Si Aissa était un pur arabisant, après avoir achevé ses études coraniques au village, il rejoignit la zaouia des Ait Lahdir à Taslent près d’Akbou et devint même enseignant ! Parallèlement à ses études, il accompagnait son père à la chasse pour apprendre à tirer. c’est ainsi qu’il devient un tireur d’élite qui montra d’ailleurs ses preuves au maquis.

A El Yachir où il était enseignant, il fit la connaissance de la famille Belouani d’obédience UDMA. Il devint à la fois militant des Oulémas et du MTLD. Il expliquait son appartenance aux Oulémas par sa formation à l’école coranique et au MTLD, par l’action soutenue au sein de ce parti.

Justement, il était membre de l’OS et à ce titre, il passa à l’action.
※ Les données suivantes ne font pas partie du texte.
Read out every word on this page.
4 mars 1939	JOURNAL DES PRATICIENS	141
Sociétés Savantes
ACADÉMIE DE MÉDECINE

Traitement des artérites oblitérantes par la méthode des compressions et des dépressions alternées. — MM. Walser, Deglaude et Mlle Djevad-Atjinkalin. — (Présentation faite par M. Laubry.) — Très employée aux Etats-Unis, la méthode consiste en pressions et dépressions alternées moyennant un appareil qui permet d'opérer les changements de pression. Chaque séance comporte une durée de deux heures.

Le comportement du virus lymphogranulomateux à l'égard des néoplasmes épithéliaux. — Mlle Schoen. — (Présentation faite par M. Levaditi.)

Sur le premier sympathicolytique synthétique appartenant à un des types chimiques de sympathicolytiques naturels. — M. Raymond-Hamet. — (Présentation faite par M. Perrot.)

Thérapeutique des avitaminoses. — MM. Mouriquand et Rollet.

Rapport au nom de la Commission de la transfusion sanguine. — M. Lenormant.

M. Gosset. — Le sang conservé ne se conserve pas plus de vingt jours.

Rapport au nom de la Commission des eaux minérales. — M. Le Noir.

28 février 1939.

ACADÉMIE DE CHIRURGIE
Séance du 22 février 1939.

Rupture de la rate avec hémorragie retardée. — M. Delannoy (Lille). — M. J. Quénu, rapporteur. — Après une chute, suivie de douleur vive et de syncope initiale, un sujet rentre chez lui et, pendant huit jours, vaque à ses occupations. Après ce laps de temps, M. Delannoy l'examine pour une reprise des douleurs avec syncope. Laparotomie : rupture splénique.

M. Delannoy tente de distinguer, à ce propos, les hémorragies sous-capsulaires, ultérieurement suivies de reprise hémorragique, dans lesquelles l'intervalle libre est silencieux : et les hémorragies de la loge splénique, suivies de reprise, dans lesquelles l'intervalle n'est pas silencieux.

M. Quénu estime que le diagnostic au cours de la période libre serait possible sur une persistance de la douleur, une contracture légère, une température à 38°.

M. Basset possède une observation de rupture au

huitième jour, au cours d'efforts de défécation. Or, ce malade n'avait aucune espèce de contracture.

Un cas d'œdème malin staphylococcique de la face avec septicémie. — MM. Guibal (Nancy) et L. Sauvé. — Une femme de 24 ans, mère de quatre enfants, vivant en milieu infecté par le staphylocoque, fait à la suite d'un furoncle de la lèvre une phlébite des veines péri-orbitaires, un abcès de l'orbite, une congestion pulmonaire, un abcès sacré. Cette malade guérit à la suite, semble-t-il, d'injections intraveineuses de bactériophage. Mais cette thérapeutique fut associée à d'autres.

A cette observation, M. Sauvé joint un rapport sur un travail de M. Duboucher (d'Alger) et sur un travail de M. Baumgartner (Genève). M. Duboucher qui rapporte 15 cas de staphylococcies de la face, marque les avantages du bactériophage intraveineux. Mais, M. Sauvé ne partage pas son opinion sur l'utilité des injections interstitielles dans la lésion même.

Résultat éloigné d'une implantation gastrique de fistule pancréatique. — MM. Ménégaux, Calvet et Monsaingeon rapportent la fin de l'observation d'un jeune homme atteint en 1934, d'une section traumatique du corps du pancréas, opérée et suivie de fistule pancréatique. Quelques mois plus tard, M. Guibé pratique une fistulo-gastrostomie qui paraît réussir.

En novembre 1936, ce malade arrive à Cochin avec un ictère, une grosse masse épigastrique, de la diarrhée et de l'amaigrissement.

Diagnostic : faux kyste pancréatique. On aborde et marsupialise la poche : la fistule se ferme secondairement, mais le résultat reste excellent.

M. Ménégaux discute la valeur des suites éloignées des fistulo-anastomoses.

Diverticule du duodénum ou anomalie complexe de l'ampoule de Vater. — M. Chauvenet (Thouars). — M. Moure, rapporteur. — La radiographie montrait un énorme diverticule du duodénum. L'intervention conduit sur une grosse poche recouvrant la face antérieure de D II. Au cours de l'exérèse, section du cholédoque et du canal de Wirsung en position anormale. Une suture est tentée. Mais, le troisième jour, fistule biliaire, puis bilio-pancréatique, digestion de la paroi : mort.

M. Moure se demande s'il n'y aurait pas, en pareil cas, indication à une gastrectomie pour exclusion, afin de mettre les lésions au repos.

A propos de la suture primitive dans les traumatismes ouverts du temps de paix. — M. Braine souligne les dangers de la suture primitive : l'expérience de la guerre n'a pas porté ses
Accusé d’avoir fomenté une grève, il fut arrêté et condamné à un an de prison ferme. C’est alors que ses amis lui constituèrent Me Benmesbah pour le défendre. Il fut libéré 8 jours plus tard.

Pour fuir les représailles de l’administration coloniale, il se rendit en France, c’était en 1952. Il habitait à Alforville où il tenait un café, en même temps que son frère. Et ce fut précisément là qu’il fit la connaissance de Ait Hamouda Amirouche, ainsi que d’autres militants qui deviendront plus tard des héros de la guerre de libération.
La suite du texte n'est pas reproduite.